The new Incognito Bracket System is based on digital registration of the malocclusion situation. The brackets are then individually designed and optimally positioned in the computer. State-of-the-art Rapid Prototyping technology is used for the actual manufacturing of lingual brackets. The single production stages are illustrated and described in the category production.

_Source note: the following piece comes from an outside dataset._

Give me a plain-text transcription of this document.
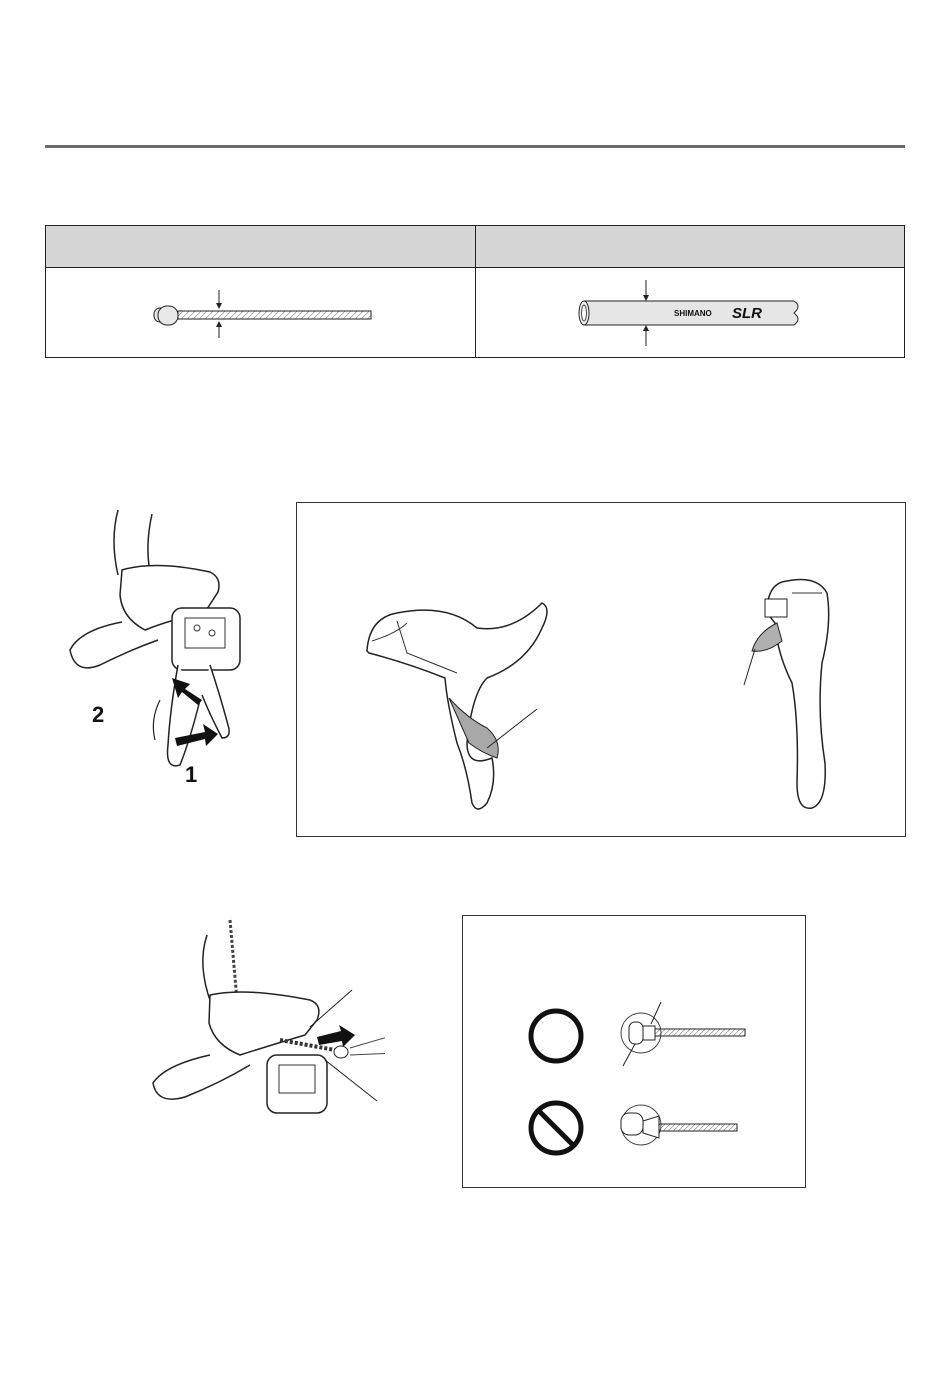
SHIMANO SLR
1
2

The new Incognito Bracket System presented here is designed to deal, among other aspects, with the three main problems of lingual orthodontics:

  1. patient discomfort during the adaptation phase,
     
  2. difficulties in exact indirect re-bonding in the event of bracket loss,
     
  3. exact finishing.

  4. Lower profile
    On the scale of impairments the thickness of the appliance obviously has a substantial influence on the patient's comfort regarding speech impediment and irritation of the tongue. Therefore, it was our main objective to develop an appliance as low-profile as possible, one that is not much thicker than a bonded retainer especially in the buccal segment. The three development stages set out below are of crucial importance:
     
    1. Each bracket body is designed independently of the bracket base, on which it is optimally positioned. Filler spaces such as those occurring in the individualized positioning of pre-fabricated brackets can thus be avoided. This also makes good oral hygiene much more comfortable.
       
    2. Due to the fact that the archwire runs parallel to the tooth surface there is the characteristic platform shape in the anterior segment. So the actual bracket body can be shaped much more delicately (see 'production'). The resulting archwire morphology substantially differs from the previous customary design. Such archwires can be precision-manufactured using the bending robot described in the category production.
       
    3. Maxillary bite plateaus are used selectively: Only in cases of deep bite, and even then, only in the canine region (image 5).

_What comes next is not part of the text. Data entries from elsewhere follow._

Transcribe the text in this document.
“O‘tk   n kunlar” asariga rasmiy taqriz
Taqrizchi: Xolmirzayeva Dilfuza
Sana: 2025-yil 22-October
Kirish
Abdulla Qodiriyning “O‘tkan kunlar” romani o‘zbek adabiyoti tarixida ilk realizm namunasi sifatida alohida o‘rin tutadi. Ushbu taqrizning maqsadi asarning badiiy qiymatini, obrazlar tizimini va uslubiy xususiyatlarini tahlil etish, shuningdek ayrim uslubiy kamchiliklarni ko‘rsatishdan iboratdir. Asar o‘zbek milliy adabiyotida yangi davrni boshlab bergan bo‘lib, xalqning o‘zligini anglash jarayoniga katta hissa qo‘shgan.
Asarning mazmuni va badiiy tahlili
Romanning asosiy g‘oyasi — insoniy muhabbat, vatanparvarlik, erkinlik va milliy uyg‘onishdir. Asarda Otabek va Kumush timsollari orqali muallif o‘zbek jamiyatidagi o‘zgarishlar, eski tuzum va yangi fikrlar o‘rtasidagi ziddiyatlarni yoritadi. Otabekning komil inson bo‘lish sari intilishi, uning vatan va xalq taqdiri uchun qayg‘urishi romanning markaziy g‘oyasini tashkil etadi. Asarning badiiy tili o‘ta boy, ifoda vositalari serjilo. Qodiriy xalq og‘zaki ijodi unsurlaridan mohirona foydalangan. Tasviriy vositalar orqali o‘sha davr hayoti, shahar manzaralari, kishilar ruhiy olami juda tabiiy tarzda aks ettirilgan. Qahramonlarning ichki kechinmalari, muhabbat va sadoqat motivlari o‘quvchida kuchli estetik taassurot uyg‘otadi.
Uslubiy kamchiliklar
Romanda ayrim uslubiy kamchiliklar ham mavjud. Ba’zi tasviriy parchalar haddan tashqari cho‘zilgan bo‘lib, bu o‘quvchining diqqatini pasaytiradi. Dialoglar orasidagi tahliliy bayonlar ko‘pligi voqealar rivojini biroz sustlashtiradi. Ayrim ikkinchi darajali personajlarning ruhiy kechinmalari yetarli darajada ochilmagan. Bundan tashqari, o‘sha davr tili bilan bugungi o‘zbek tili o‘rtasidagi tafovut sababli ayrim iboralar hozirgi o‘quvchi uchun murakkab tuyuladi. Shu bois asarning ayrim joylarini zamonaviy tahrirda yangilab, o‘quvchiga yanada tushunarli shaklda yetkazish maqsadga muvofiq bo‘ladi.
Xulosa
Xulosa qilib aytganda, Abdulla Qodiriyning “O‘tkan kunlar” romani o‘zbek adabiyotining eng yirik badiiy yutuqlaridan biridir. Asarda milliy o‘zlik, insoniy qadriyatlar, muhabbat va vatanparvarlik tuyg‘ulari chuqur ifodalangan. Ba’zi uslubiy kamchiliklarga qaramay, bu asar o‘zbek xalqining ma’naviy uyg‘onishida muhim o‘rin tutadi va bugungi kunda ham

    The enhanced wearing comfort resulting from these innovations is clearly reflected in clinical terms, especially in patients being treated with conventional brackets in one arch and with the new bracket system in the other. They all find the new bracket system extremely more comfortable, reporting fewer problems and shorter adaptation times in the relevant arch. In addition to the enhanced wearing comfort, a lower-profile design also contributes to a reduced bracket loss rate due to the consequently shorter lever arm in case of mastication-induced shearing.
     
  5. Rebonding
    The extensively individualized base of the new lingual bracket, which covers much of the lingual tooth surface, allows each single bracket to be bonded directly. This means that a bracket can be directly re-bonded without the additional support of positioning aids such as unitary silicone trays, in case that a single bracket gets lost. When the bracket is pressed onto the tooth, the fitting accuracy of the interfaces makes incorrect positioning nearly impossible, In addition, in cases of less characteristic tooth morphology, as particularly found in the mandibular anterior region, exact direct positioning of the lingual brackets can be controlled by means of screen shots as used in the manufacturing process.
     
  6. Finishing
    One major problem when finishing a lingual case is the production-induced inaccuracy of the slot and archwire dimension. In most cases the archwires are smaller than specified, while the bracket slots tend to be larger than specified. This results in a varying torque play, which may lead to substantial finishing problems in some cases, even if nominally slot-filling archwires are used. If the appliance is at a longer distance to the labial surface of the tooth which points out the meaning of the positioning thickness, those problems are getting more or less proportionately bigger... Especially the impact of an incorrect torque on the second-order is of high clinical importance. For instance, a torque deviating by only 10° in the anterior region will result in an average vertical deviation of 1.2 mm. With this larger positioning thickness, this correlation is even more ditinctive in the buccal region. As the new lingual brackets are manufactured using a Rapid Prototyping technique, the size of the bracket slot can be adapted individually and exactly to the dimension of the finishing archwire. In addition, the single bracket slots are dimensioned more precisely. According to provisional measurements, the difference in size between the smallest and the largest slot in the anterior region is only 0.008 mm, corresponding to a calculated angle of rotation of only 0.7°. As with the new bracket series the archwire has much closer contact to the teeth, the residual inaccuracy will have a less distinctive clinical impact.
     
    Finishing problems resulting from primarily incorrectly positioned brackets maybe sporadically occuring with conventional laboratory processes, are almost completely ruled out in the purely virtual procedure presented here. As the new brackets can also be directly precision-bonded on account of their large base, bracket loss is less likely to lead to inaccurately re-bonded brackets.